Development, which in nature is a quiet unfolding, is in
Spirit a hard, infinite struggle against itself. What Spirit
wants is to attain its own concept. But it hides it from
itself and is proud and full of enjoyment at this alienation
from itself.
Historical development, therefore, is not the harmless
and unopposed simple growth of organic life but hard,
unwilling labor against itself. Furthermore, it is not mere
formal self-development in general, but the production of an
end of determined content. This end we have stated from the
beginning: it is Spirit in its essence, the concept of
freedom. This is the fundamental object and hence the
leading principle of development. Through it the development
receives meaning and significance--just as in Roman history
Rome is the object and hence the guiding principle of the
inquiry into past events. At the same time, however, the
events arise out of this object and have meaning and content
only with reference to it.
There are in world history several large periods which
have passed away, apparently without further development.
Their whole enormous gain of culture has been annihilated
and, unfortunately, one had to start all over from the
beginning in order to reach again one of the levels of
culture which had been reached long ago--assisted, perhaps,
by some ruins saved of old treasures--with a new,
immeasurable effort of power and time, of crime and
suffering. On the other hand, there are continuing
developments, structures, and systems of culture in
particular spheres, rich in kind and well-developed in every
direction. The merely formal view of development can give
preference neither to one course nor the other; nor can it
account for the purpose of that decline of older periods. It
must consider such events, and in particular such reversals,
as external accidents. It can judge the relative advantages
only according to indefinite viewpoints--viewpoints which
are relative precisely because development in general
is viewed as the one and only purpose.
World history, then, represents the phases in the
development of the principle whose content is the
consciousness of freedom. The analysis of its stages in
general belongs to Logic. That of its particular, its
concrete nature, belongs to the Philosophy of Spirit. Let us
only repeat here that the first stage is the immersion of
Spirit in natural life, the second its stepping out into the
consciousness of its freedom. This first emancipation from
nature is incomplete and partial; it issues from immediate
naturalness, still refers to it, and hence is still
encumbered by it as one of its elements. The third stage is
the rising out of this still particular form of freedom into
pure universality of freedom, where the spiritual essence
attains the consciousness and feeling of itself. These
stages are the fundamental principles of the universal
process.
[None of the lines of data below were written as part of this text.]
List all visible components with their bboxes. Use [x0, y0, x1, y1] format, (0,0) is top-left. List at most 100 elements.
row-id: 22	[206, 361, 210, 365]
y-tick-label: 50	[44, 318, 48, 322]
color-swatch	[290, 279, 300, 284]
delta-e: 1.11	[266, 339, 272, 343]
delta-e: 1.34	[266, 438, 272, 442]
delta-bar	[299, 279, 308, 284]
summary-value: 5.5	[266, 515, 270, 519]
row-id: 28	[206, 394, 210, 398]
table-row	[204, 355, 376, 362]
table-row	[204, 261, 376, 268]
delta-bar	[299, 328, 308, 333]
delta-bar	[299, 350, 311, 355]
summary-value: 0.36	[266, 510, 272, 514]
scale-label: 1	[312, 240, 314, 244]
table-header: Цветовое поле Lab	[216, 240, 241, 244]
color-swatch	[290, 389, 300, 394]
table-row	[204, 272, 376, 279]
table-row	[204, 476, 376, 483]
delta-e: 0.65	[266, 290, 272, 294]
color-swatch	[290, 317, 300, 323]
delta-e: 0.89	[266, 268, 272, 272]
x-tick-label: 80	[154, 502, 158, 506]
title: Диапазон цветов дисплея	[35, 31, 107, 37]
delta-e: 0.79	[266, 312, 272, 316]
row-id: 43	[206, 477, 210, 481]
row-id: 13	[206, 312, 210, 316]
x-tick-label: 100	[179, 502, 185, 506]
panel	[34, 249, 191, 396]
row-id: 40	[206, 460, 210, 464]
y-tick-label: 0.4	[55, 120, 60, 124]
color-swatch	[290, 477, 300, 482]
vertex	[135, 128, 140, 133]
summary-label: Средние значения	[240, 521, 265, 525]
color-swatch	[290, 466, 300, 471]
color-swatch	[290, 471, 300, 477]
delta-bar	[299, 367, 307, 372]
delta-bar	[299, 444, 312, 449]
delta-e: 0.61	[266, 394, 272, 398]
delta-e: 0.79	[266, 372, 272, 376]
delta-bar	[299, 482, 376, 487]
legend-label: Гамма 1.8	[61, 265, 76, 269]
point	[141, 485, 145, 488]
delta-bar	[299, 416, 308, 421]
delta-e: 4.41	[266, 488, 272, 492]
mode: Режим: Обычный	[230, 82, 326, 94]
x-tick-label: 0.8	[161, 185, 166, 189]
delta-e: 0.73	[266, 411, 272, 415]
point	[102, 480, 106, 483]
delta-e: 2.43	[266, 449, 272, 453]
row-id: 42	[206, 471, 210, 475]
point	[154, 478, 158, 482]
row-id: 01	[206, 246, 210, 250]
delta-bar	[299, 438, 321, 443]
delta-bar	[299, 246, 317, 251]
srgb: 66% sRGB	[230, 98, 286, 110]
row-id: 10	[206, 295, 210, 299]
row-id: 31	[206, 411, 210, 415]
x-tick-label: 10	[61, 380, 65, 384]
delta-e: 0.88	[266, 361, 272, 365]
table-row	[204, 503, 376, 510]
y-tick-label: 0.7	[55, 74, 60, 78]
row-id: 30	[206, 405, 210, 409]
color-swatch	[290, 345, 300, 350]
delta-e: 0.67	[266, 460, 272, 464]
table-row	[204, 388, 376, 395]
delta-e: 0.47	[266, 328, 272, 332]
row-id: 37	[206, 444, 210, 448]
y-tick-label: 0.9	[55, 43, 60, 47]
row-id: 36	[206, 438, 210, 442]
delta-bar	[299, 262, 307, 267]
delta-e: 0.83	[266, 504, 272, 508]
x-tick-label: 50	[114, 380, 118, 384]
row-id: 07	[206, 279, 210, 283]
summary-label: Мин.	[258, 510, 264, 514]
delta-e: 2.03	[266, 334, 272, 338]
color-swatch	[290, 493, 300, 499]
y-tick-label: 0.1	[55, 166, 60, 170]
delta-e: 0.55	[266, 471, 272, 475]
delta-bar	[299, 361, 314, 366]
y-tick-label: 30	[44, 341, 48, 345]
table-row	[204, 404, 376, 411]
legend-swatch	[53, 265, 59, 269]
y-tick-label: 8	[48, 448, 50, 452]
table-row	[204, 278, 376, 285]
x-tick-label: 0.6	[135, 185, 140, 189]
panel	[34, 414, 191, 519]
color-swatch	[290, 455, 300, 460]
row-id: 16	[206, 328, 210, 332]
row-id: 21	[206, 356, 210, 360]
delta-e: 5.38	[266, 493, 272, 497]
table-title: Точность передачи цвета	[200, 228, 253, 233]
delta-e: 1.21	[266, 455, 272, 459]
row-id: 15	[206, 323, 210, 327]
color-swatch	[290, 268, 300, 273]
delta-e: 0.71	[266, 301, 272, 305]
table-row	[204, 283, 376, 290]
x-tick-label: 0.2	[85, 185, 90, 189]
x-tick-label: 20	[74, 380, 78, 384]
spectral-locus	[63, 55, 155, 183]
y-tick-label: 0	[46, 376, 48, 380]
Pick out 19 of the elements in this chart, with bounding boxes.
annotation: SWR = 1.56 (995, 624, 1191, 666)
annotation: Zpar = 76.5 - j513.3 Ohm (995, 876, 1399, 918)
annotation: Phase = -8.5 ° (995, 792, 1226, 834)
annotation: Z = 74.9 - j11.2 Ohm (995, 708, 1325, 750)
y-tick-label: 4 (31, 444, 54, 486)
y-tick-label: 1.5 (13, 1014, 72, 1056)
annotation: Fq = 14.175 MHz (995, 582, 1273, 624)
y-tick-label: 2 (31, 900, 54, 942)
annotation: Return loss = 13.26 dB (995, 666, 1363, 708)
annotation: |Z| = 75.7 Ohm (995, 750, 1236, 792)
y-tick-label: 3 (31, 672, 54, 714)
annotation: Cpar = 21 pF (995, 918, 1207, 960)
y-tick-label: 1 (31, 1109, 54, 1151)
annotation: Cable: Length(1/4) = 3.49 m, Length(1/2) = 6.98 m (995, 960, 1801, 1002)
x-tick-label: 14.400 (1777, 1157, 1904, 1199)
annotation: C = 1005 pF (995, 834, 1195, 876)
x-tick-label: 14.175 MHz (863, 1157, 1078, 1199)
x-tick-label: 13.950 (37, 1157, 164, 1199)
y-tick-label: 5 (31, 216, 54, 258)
Each is again, within itself, a process of its own
formation. But the detail of this inner dialectic of
transition must be left to the sequel.
All we have to indicate here is that Spirit begins with
its infinite possibility, but only its possibility.
As such it contains its absolute content within itself, as
its aim and goal, which it attains only as result of its
activity. Then and only then has Spirit attained its
reality. Thus, in existence, progress appears as an advance
from the imperfect to the more perfect. But the former must
not only be taken in abstraction as the merely imperfect,
but as that which contains at the same time its own
opposite, the so-called perfect, as germ, as urge within
itself. In the same way, at least in thought, possibility
points to something which shall become real; more precisely,
the Aristotelian dynamis is also potentia,
force and power. The imperfect, thus, as the opposite of
itself in itself, is its own antithesis, which on the one
hand exists, but, on the other, is annulled and resolved. It
is the urge, the impulse of spiritual life in itself, to
break through the hull of nature, of sensuousness, of its
own self-alienation, and to attain the light of
consciousness, namely, its own self.